La navigation à vapeur voit s’ouvrir devant elle, non-seulement l’Arabie, la Chine, la Cochinchine, le Japon et les îles Philippines, mais encore la côte orientale de l’Afrique qui offre de si merveilleuses ressources au commerce, à cause de ses rivières et de ses fleuves. On y a découvert des mines de charbons très-riches. Du Japon, jusqu’à San Francisco, des multitudes d’archipels répandus sur deux mille lieues de l’océan Pacifique appellent la colonisation, non des gouvernements, mais de l’initiative individuelle.
A l’exemple de nos anciens cadets de famille qui ont conquis le Canada, la Louisiane, les Indes, que les jeunes gens d’aujourd’hui, au lieu de végéter dans l’oisiveté ou de suivre des carrières qui ne les mènent à rien de bon, aillent féconder de nouvelles Iles de France !

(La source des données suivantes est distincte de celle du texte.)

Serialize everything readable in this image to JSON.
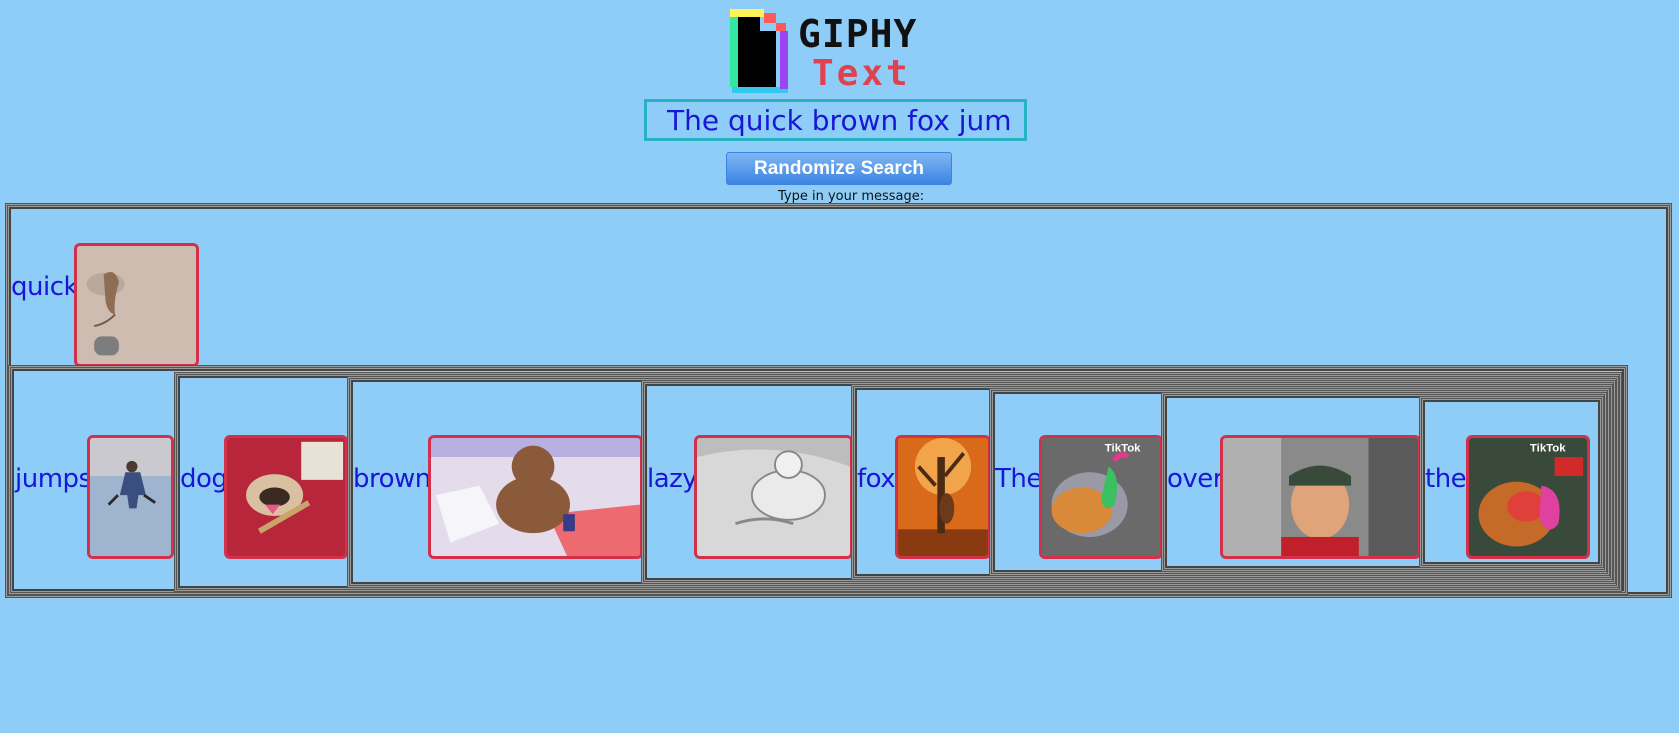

Que rien ne les décourage ! l’esprit d’initiative et de persévérance appartient à notre nation plus qu’à toute autre. (Applaudissements.)
Mesdames et messieurs, je vous remercie de votre bienveillance, et j’espère que vous ferez des vœux afin que le canal réussisse pour ses actionnaires, comme il a réussi pour la science et pour l’honneur de la France.
M. de Lesseps est salué par des applaudissements redoublés et l’Assemblée se sépare vivement impressionnée.